3,559 cases fit comfortably in a free-tier dyno with the whole ontology + inferred axioms. The query path is one process; there's no network hop to a triplestore.
The cron heartbeat is silly and effective.
Pinging /health every 10 minutes kept the Render free tier warm for the entire IEEE review window without anybody paying anything.

Didn't

Cold starts still bite if the cron fails.
If the Vercel cron misses (free-tier rate limits), the first request after a long idle re-parses the TTL. Sub-second-perceived UX briefly becomes 5 seconds.
The data scrape is brittle.
NamUs page structure changes occasionally and the original scrape script needs hand-fixes. A proper data-refresh pipeline would have been nice.
No federation across states.
Cases live in three states only because that's what SER531 needed for the deliverable. A nationwide graph requires either a more aggressive scrape budget or an actual partnership with NamUs.

Next

Public SPARQL endpoint.
Expose a read-only /sparql endpoint so external researchers can run their own queries without going through the REST wrapper.

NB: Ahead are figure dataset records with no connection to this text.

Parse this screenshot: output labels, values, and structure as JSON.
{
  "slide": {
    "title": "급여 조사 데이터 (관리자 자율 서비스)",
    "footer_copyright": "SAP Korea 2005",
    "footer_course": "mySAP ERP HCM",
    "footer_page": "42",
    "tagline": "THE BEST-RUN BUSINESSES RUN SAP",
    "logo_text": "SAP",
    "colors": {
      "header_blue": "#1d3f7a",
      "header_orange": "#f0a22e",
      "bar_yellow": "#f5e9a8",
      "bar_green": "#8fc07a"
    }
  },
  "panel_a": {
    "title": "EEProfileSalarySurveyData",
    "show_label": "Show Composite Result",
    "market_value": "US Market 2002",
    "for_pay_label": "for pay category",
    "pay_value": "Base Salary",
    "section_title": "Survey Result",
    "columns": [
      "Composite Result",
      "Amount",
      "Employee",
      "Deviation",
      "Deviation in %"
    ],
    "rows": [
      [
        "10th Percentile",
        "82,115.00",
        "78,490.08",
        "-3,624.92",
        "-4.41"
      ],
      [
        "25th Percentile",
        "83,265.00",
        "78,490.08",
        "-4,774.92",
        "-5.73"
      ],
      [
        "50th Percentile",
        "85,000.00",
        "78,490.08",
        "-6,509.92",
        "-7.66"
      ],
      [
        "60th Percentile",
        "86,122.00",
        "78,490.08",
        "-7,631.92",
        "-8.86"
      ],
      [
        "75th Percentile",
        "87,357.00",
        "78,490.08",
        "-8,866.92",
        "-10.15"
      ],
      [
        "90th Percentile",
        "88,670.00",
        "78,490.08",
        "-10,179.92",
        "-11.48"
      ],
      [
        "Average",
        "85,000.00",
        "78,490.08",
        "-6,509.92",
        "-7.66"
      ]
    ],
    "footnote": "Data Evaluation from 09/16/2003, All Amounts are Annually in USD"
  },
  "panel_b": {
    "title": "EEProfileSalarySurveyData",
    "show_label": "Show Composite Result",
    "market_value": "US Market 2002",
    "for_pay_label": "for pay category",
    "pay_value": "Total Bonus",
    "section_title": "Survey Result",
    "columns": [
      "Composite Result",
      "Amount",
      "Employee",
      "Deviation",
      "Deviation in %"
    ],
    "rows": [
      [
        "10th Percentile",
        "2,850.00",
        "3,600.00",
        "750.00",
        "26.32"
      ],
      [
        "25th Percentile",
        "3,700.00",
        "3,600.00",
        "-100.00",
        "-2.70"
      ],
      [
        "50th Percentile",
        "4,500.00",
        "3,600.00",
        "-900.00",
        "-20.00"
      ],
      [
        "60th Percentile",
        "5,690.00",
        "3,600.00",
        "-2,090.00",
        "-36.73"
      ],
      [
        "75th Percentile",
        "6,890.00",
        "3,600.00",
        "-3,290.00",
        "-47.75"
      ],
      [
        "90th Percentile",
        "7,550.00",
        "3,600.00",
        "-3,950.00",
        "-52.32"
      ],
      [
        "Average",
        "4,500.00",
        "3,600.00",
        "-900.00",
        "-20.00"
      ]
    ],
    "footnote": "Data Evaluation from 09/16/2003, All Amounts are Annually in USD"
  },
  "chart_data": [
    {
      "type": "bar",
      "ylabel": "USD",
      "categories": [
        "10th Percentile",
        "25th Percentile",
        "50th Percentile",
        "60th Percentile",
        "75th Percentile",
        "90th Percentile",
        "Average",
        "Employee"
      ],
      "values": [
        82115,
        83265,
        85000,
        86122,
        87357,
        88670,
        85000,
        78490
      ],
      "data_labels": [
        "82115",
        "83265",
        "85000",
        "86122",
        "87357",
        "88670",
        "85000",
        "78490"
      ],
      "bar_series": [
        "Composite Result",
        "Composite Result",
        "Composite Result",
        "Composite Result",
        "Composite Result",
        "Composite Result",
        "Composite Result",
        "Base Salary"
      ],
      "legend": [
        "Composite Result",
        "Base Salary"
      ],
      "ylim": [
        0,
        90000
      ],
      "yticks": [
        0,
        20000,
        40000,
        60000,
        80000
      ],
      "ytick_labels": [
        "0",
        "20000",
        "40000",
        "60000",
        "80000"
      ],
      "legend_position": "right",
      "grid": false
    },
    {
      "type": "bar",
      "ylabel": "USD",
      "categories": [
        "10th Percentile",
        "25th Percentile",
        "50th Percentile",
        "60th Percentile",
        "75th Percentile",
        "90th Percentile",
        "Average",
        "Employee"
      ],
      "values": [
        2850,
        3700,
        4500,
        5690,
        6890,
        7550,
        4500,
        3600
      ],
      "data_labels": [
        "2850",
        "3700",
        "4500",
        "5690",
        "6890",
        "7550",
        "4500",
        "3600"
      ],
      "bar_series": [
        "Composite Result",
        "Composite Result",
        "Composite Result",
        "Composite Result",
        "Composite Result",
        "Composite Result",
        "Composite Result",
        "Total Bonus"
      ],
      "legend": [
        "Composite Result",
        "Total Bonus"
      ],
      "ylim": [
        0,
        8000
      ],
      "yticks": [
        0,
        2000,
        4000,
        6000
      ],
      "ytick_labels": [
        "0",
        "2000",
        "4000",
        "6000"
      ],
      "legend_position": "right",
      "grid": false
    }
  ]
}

Already prototyped — just needs rate-limiting before it ships.
Face-similarity recall.
Add a per-case image embedding and a 'similar appearance' button on the detail page — many missing-persons searches start with a photograph, not a name.
Federated identity across datasets.
The same person can show up in NamUs, ChariotPI, and local-PD bulletins under slightly different demographics. An owl:sameAs layer over multiple sources would let the graph answer questions no single dataset can.